= Nitya Anand =

Indian medicinal chemist (1925–2024)

Nitya Anand (1 January 1925 – 27 January 2024) was an Indian medicinal chemist who was the director of Central Drug Research Institute in Lucknow from 1974 to 1984. In 2005, Indian Pharmacopoeia Commission (IPC) appointed him chairman of its scientific committee. In 2012, he was awarded the Padma Shri by the Indian government.

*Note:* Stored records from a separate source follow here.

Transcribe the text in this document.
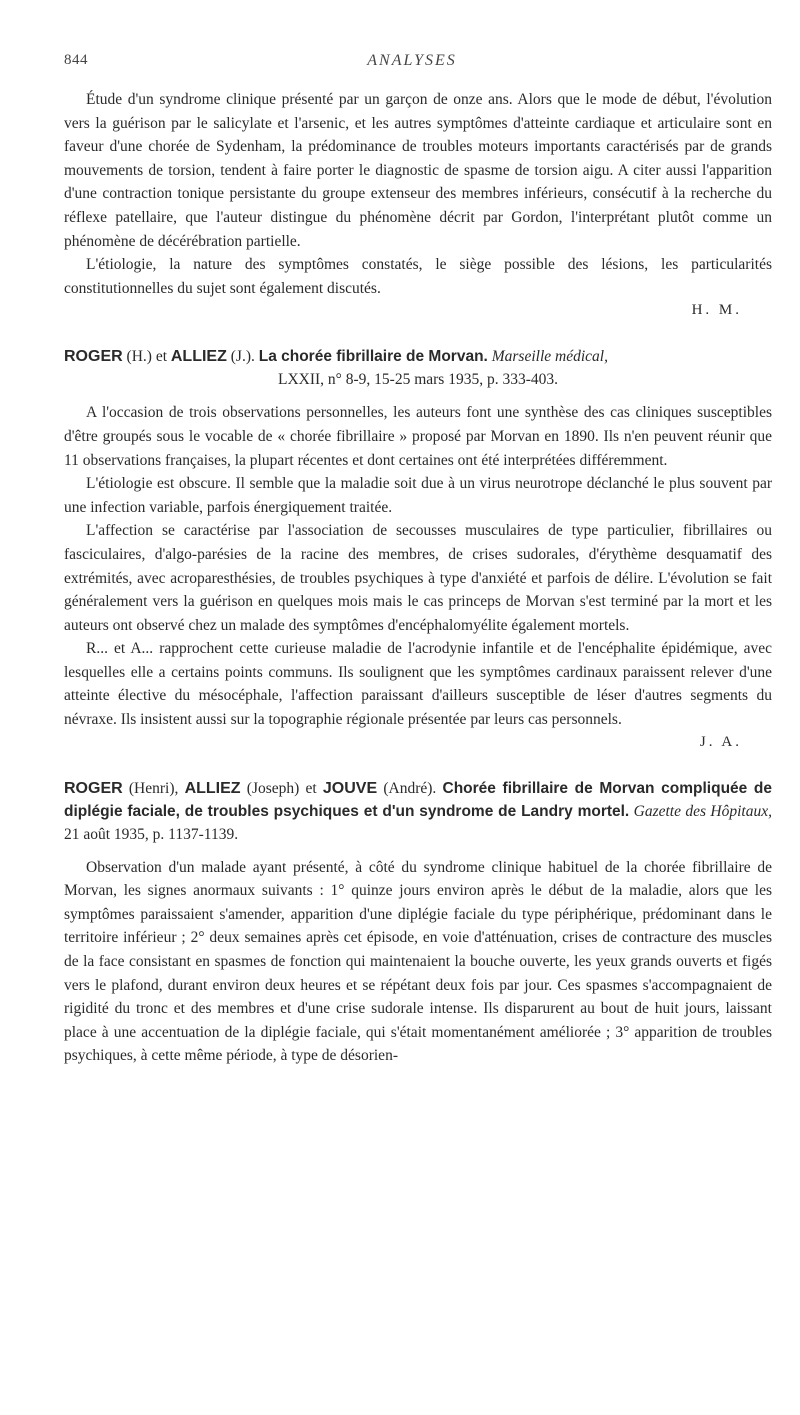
844	ANALYSES

Étude d'un syndrome clinique présenté par un garçon de onze ans. Alors que le mode de début, l'évolution vers la guérison par le salicylate et l'arsenic, et les autres symptômes d'atteinte cardiaque et articulaire sont en faveur d'une chorée de Sydenham, la prédominance de troubles moteurs importants caractérisés par de grands mouvements de torsion, tendent à faire porter le diagnostic de spasme de torsion aigu. A citer aussi l'apparition d'une contraction tonique persistante du groupe extenseur des membres inférieurs, consécutif à la recherche du réflexe patellaire, que l'auteur distingue du phénomène décrit par Gordon, l'interprétant plutôt comme un phénomène de décérébration partielle.

L'étiologie, la nature des symptômes constatés, le siège possible des lésions, les particularités constitutionnelles du sujet sont également discutés.

H. M.
ROGER (H.) et ALLIEZ (J.). La chorée fibrillaire de Morvan. Marseille médical,
LXXII, n° 8-9, 15-25 mars 1935, p. 333-403.

A l'occasion de trois observations personnelles, les auteurs font une synthèse des cas cliniques susceptibles d'être groupés sous le vocable de « chorée fibrillaire » proposé par Morvan en 1890. Ils n'en peuvent réunir que 11 observations françaises, la plupart récentes et dont certaines ont été interprétées différemment.

L'étiologie est obscure. Il semble que la maladie soit due à un virus neurotrope déclanché le plus souvent par une infection variable, parfois énergiquement traitée.

L'affection se caractérise par l'association de secousses musculaires de type particulier, fibrillaires ou fasciculaires, d'algo-parésies de la racine des membres, de crises sudorales, d'érythème desquamatif des extrémités, avec acroparesthésies, de troubles psychiques à type d'anxiété et parfois de délire. L'évolution se fait généralement vers la guérison en quelques mois mais le cas princeps de Morvan s'est terminé par la mort et les auteurs ont observé chez un malade des symptômes d'encéphalomyélite également mortels.

R... et A... rapprochent cette curieuse maladie de l'acrodynie infantile et de l'encéphalite épidémique, avec lesquelles elle a certains points communs. Ils soulignent que les symptômes cardinaux paraissent relever d'une atteinte élective du mésocéphale, l'affection paraissant d'ailleurs susceptible de léser d'autres segments du névraxe. Ils insistent aussi sur la topographie régionale présentée par leurs cas personnels.

J. A.
ROGER (Henri), ALLIEZ (Joseph) et JOUVE (André). Chorée fibrillaire de Morvan compliquée de diplégie faciale, de troubles psychiques et d'un syndrome de Landry mortel. Gazette des Hôpitaux, 21 août 1935, p. 1137-1139.

Observation d'un malade ayant présenté, à côté du syndrome clinique habituel de la chorée fibrillaire de Morvan, les signes anormaux suivants : 1° quinze jours environ après le début de la maladie, alors que les symptômes paraissaient s'amender, apparition d'une diplégie faciale du type périphérique, prédominant dans le territoire inférieur ; 2° deux semaines après cet épisode, en voie d'atténuation, crises de contracture des muscles de la face consistant en spasmes de fonction qui maintenaient la bouche ouverte, les yeux grands ouverts et figés vers le plafond, durant environ deux heures et se répétant deux fois par jour. Ces spasmes s'accompagnaient de rigidité du tronc et des membres et d'une crise sudorale intense. Ils disparurent au bout de huit jours, laissant place à une accentuation de la diplégie faciale, qui s'était momentanément améliorée ; 3° apparition de troubles psychiques, à cette même période, à type de désorien-
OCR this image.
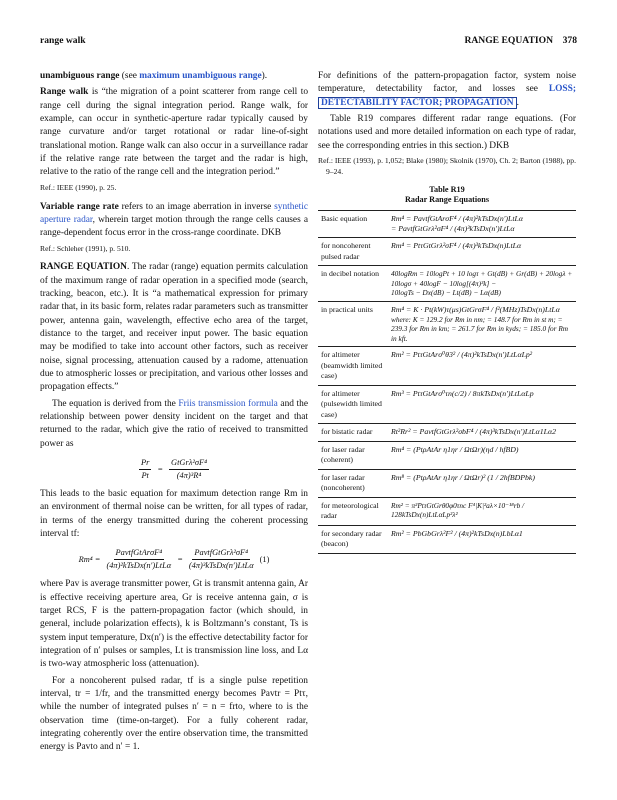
range walk	RANGE EQUATION 378

unambiguous range (see maximum unambiguous range).

Range walk is “the migration of a point scatterer from range cell to range cell during the signal integration period. Range walk, for example, can occur in synthetic-aperture radar typically caused by range curvature and/or target rotational or radar line-of-sight translational motion. Range walk can also occur in a surveillance radar if the relative range rate between the target and the radar is high, relative to the ratio of the range cell and the integration period.”

Ref.: IEEE (1990), p. 25.

Variable range rate refers to an image aberration in inverse synthetic aperture radar, wherein target motion through the range cells causes a range-dependent focus error in the cross-range coordinate. DKB

Ref.: Schleher (1991), p. 510.

RANGE EQUATION. The radar (range) equation permits calculation of the maximum range of radar operation in a specified mode (search, tracking, beacon, etc.). It is “a mathematical expression for primary radar that, in its basic form, relates radar parameters such as transmitter power, antenna gain, wavelength, effective echo area of the target, distance to the target, and receiver input power. The basic equation may be modified to take into account other factors, such as receiver noise, signal processing, attenuation caused by a radome, attenuation due to atmospheric losses or precipitation, and various other losses and propagation effects.”

The equation is derived from the Friis transmission formula and the relationship between power density incident on the target and that returned to the radar, which give the ratio of received to transmitted power as

$\frac{Pr}{Pt} = \frac{\text{GtGrλ²σF⁴}}{\text{(4π)³R⁴}}$

This leads to the basic equation for maximum detection range Rm in an environment of thermal noise can be written, for all types of radar, in terms of the energy transmitted during the coherent processing interval tf:

$Rm^4 = \frac{\text{PavtfGtArσF⁴}}{\text{(4π)²kTsDx(n′)LtLα}} = \frac{\text{PavtfGtGrλ²σF⁴}}{\text{(4π)³kTsDx(n′)LtLα}} (1)$

where Pav is average transmitter power, Gt is transmit antenna gain, Ar is effective receiving aperture area, Gr is receive antenna gain, σ is target RCS, F is the pattern-propagation factor (which should, in general, include polarization effects), k is Boltzmann’s constant, Ts is system input temperature, Dx(n′) is the effective detectability factor for integration of n′ pulses or samples, Lt is transmission line loss, and Lα is two-way atmospheric loss (attenuation).

For a noncoherent pulsed radar, tf is a single pulse repetition interval, tr = 1/fr, and the transmitted energy becomes Pavtr = Ptτ, while the number of integrated pulses n′ = n = frto, where to is the observation time (time-on-target). For a fully coherent radar, integrating coherently over the entire observation time, the transmitted energy is Pavto and n′ = 1.

For definitions of the pattern-propagation factor, system noise temperature, detectability factor, and losses see LOSS; DETECTABILITY FACTOR; PROPAGATION .

Table R19 compares different radar range equations. (For notations used and more detailed information on each type of radar, see the corresponding entries in this section.) DKB

Ref.: IEEE (1993), p. 1,052; Blake (1980); Skolnik (1970), Ch. 2; Barton (1988), pp. 9–24.

Table R19
Radar Range Equations
Basic equation	Rm⁴ = PavtfGtArσF⁴ / (4π)²kTsDx(n′)LtLα
= PavtfGtGrλ²σF⁴ / (4π)³kTsDx(n′)LtLα

for noncoherent pulsed radar	Rm⁴ = PtτGtGrλ²σF⁴ / (4π)³kTsDx(n)LtLα

in decibel notation	40logRm = 10logPt + 10 logτ + Gt(dB) + Gr(dB) + 20logλ + 10logσ + 40logF − 10log[(4π)³k] −
10logTs − Dx(dB) − Lt(dB) − Lα(dB)

in practical units	Rm⁴ = K · Pt(kW)τ(μs)GtGrσF⁴ / f²(MHz)TsDx(n)LtLα
where: K = 129.2 for Rm in nm; = 148.7 for Rm in st m; = 239.3 for Rm in km; = 261.7 for Rm in kyds; = 185.0 for Rm in kft.

for altimeter (beamwidth limited case)	Rm² = PtτGtArσ⁰θ3² / (4π)²kTsDx(n′)LtLαLp²

for altimeter (pulsewidth limited case)	Rm³ = PtτGtArσ⁰τn(c/2) / 8πkTsDx(n′)LtLαLp

for bistatic radar	Rt²Rr² = PavtfGtGrλ²σbF⁴ / (4π)³kTsDx(n′)LtLα1Lα2

for laser radar (coherent)	Rm⁴ = (PtρAtAr η1ηr / ΩtΩr)(ηd / hfBD)

for laser radar (noncoherent)	Rm⁸ = (PtρAtAr η1ηr / ΩtΩr)² (1 / 2hfBDPbk)

for meteorological radar	Rm² = π²PtτGtGrθ0φ0τnc F⁴|K|²aλ×10⁻¹⁸rb / 128kTsDx(n)LtLαLp²λ²

for secondary radar (beacon)	Rm² = PbGbGrλ²F² / (4π)²kTsDx(n)LbLα1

== Early life and education ==
Nitya Anand was born in Lyallpur, Punjab Province, British India on 1 January 1925. He earned his Bachelor's of Science degree from the Government College University Lahore in 1943 and his Master's degree in chemistry from St. Stephen's College in 1945. In 1948, Anand was awarded a Ph.D. in organic chemistry from the Institute of Chemical Technology in Mumbai. He received his second Ph.D. from St. John's College at Cambridge University. He was a post-doctoral researcher at Harvard Medical School in 1958.

== Career ==
Anand joined Central Drug Research Institute in Lucknow in Medicinal Chemistry Division in 1951 and later became director of the Institute. Anand was chairman of Ranbaxy Science Foundation (RSF). His overall research interest has always been in the design, discovery and development of new drugs using synthetic chemistry approaches. This mainly involved consideration of factors such as drug-receptor interaction and metabolism in drug design. He published over 400 research articles and held over 130 patents. He was joint author with Jasjit S. Bindra Ph.D. of the book "Art in Organic Synthesis" which was published in 1969. Anand was also a Fellow of the Indian National Science Academy.

== Death ==
Anand died on 27 January 2024, at the age of 99.